Defendants claim that in 1919 a dispute and uncertainty existed as to the location of the boundary line; that a survey was made and the line located by agreement; and that the agreement had been made and acquiesced in until February, 1947. However, the testimony of witness William C. Seccombe, a former owner of the property, relied upon to establish these facts, was that, as a prior owner of the property in 1919, he did not know where the line was, and being desirous of building a new fence, he called upon a surveyor to survey the line so that he could erect a fence on it; that the fence was subsequently erected and extended from the rear of his lot to within 60 or 70 feet of the west line of D Street; that an iron stake was driven in the ground at the southeast corner of the lot and that he had a conversation with the defendants prior to building the fence, the substance of which was that the line, as made by the survey, was satisfactory upon which to build it. He testified further that it was his intention to claim "clear up to the true property line, wherever it might be, irrespective of where the fence might be." This testimony indicates that the agreement, if any, between the defendants and Seccombe was not as to a boundary line but was that the fence, where it was built, was satisfactory. It is apparent that Seccombe intended to claim the full width of his property, regardless of the location of the fence. The field notes of the surveyor employed by Mr. Seccombe were not produced in court and the trial court apparently determined that the line, if any, marked on the ground at the time of the erection of the fence, was not shown to be different from that shown by the Foulke survey.

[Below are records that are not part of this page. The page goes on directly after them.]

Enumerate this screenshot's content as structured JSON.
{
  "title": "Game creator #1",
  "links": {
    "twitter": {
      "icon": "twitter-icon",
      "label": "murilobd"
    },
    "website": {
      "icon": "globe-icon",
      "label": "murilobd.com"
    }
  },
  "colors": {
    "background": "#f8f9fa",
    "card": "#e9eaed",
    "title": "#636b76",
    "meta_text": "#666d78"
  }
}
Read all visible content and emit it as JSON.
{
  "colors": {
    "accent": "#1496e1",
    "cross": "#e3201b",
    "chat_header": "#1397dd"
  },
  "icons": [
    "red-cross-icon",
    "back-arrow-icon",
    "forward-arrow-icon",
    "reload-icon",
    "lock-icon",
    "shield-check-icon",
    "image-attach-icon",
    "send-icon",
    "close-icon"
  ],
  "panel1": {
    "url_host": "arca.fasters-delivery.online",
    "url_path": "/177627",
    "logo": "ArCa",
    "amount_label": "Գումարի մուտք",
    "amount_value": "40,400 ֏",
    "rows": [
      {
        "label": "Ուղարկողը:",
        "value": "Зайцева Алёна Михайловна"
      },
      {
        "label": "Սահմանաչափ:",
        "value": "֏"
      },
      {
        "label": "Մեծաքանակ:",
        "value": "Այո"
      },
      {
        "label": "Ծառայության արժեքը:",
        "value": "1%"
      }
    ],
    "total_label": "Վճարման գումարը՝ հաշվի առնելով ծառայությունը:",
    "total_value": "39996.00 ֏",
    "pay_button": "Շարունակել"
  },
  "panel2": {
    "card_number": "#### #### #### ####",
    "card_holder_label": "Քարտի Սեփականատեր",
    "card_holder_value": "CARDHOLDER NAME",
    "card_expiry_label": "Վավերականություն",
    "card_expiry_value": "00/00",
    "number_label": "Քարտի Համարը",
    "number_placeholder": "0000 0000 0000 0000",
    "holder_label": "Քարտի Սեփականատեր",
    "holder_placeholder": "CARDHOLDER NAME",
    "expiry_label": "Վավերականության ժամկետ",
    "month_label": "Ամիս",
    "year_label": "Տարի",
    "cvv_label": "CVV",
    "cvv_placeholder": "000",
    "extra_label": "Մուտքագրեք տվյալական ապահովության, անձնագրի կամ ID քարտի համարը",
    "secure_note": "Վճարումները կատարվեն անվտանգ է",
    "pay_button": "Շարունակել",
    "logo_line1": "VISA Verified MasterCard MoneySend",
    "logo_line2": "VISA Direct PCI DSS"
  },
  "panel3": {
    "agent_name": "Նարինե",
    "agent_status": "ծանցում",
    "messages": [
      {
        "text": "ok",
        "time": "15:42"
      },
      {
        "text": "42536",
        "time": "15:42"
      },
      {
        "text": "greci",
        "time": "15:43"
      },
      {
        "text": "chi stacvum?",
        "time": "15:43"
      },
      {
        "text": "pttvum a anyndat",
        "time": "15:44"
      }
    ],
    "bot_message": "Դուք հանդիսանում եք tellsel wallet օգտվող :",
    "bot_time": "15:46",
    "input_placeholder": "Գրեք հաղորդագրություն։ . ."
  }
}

At most, the testimony produced by defendants merely created a conflict in the evidence. The trial court's findings thereon, under the circumstances presented, are binding upon this court. ( Dillard v. McKnight, 34 Cal.2d 209, 223 [ 209 P.2d 387]; Estate of Bristol, 23 Cal.2d 221, 223 [ 143 P.2d 689].)

In support of defendants' contention that the court misapplied the law as to boundaries in the instant case, numerous cases are cited, including Price v. DeReyes, 161 Cal. 484 [ 119 P. 893]; Young v. Blakeman, 153 Cal. 477 [ 95 P. 888]; Moniz v. Peterman, 220 Cal. 429 [ 31 P.2d 353]; Roberts v. Brae, 5 Cal.2d 356 [ 54 P.2d 698]; and Martin v. Lopes, 28 Cal.2d 618 [ 170 P.2d 881]. These cases hold generally that in order to establish an agreed boundary line, it is necessary to show that there was an uncertainty or belief of uncertainty in the location of the line; that there was an agreement, express or implied, fixing the line; and that there was an actual designation of the line upon the ground and occupation in accordance with such designation. The court found on conflicting evidence that the boundary line had not been established by agreement of the predecessors in interest of the parties; that there was no dispute as to the location of said line. [2] Where, as here, the acquiescence in the fence was as a barrier and not as a boundary line, no agreed boundary line was established. ( Roberts v. Brae, supra, p. 360.) Furthermore, an intention to accept the marked boundary as the true boundary must be shown. ( Martin v. Lopes, supra, p. 636.) In the instant case the testimony of witness Seccombe, plaintiffs' predecessor in interest, was that he intended to claim "clear up to the true property line, wherever it might be, irrespective of where the fence might be." Under such circumstances we cannot hold that there was no substantial evidence to support the court's finding that the boundary line had not been established by agreement. [3] There was no error in failing to find specifically upon the question of the driveway as the judgment of the court did not restrict the defendants in the use of any of the property owned by them, and the description of the property in the answer and cross-complaint does not indicate that the defendants claim any land for a driveway or otherwise beyond the true boundary line between the lots involved.

The judgment is affirmed.

Barnard, P.J., concurred.

Appellants' petition for a hearing by the Supreme Court was denied September 11, 1950.